Background: The clinical application of xenotransplantation often leads to T cell-mediated graft rejection. Immunosuppressive agents including polyclonal regulatory T cells (poly-Tregs) promote global immunosuppression, resulting in serious infection and malignancy in patients. Xenoantigen-expanded Tregs (xeno-Tregs) has become a promising immune therapy strategy that can protect xenografts with less side effects. In this study, we aimed to uncover a more efficient and stabler species of xeno-Tregs.

Methods: We enriched the CD27+ xeno-Tregs by cell sorting and evaluated their suppressive functions and stability in vitro via mixed lymphocyte reaction (MLR), RT-PCR, an inflammatory induction assay and western blotting. A humanized xenotransplanted mouse model was used to evaluate the function of CD27+ xeno-Tregs in vivo.

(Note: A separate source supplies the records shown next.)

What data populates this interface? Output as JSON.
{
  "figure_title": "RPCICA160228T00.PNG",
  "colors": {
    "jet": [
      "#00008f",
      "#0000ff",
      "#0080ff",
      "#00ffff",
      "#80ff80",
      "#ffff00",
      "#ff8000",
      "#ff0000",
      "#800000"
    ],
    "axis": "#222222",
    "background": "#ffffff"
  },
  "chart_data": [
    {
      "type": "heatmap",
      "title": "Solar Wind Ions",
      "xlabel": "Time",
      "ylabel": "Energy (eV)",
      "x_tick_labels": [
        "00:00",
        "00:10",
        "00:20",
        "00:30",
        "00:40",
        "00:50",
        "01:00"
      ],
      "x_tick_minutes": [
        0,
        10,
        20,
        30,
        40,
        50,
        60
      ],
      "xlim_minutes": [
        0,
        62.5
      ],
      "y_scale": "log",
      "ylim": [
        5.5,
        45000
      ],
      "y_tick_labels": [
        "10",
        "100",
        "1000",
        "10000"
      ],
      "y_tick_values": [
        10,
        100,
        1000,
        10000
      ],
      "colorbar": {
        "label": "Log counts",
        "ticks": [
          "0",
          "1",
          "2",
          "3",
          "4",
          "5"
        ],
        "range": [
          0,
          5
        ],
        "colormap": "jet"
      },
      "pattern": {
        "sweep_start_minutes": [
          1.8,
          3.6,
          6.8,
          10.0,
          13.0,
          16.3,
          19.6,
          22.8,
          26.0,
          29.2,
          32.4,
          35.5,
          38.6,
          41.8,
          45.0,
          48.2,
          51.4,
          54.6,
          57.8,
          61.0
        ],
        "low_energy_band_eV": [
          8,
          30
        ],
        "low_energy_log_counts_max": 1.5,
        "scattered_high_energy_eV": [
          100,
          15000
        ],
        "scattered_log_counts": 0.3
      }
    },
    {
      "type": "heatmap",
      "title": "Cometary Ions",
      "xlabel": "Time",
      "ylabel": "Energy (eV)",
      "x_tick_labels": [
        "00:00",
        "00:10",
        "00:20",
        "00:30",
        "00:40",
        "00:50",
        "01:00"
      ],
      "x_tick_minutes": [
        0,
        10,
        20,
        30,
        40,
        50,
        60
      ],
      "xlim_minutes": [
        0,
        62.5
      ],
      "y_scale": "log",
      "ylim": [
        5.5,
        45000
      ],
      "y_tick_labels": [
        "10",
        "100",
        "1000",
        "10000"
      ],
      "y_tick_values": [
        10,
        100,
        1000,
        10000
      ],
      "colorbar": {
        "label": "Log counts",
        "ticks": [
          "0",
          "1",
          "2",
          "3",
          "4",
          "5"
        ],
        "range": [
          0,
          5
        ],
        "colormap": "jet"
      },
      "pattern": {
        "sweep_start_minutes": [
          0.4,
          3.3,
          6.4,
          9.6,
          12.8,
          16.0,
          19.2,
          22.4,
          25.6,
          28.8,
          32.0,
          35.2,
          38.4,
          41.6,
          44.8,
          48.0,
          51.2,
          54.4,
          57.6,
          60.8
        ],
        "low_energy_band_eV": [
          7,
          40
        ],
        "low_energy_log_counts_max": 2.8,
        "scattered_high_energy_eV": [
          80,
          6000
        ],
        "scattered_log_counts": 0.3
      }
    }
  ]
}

Results: Our results showed that CD27+ xeno-Tregs expressed higher levels of Foxp3, CTLA-4, and Helios and lower IL-17 than their CD27- counterparts. In addition, CD27+ xeno-Tregs showed significantly enhanced potency in suppressing the proliferation of xenoantigen-specific responder T cells at ratios of 1:4 and 1:16. Under inflammatory conditions, CD27+ xeno-Tregs displayed lower levels of IL-17 and IFN-gamma and less converted to IL17+ cells. Mice received porcine grafts showed normal tissue phenotype and less leukocyte infiltration after the injection of CD27+ xeno-Tregs.

Conclusion: Taken together, these data indicated that CD27+ xeno-Tregs could suppress immune responses in a xenoantigen specific manner, effectively protecting xenografts from tissue damage.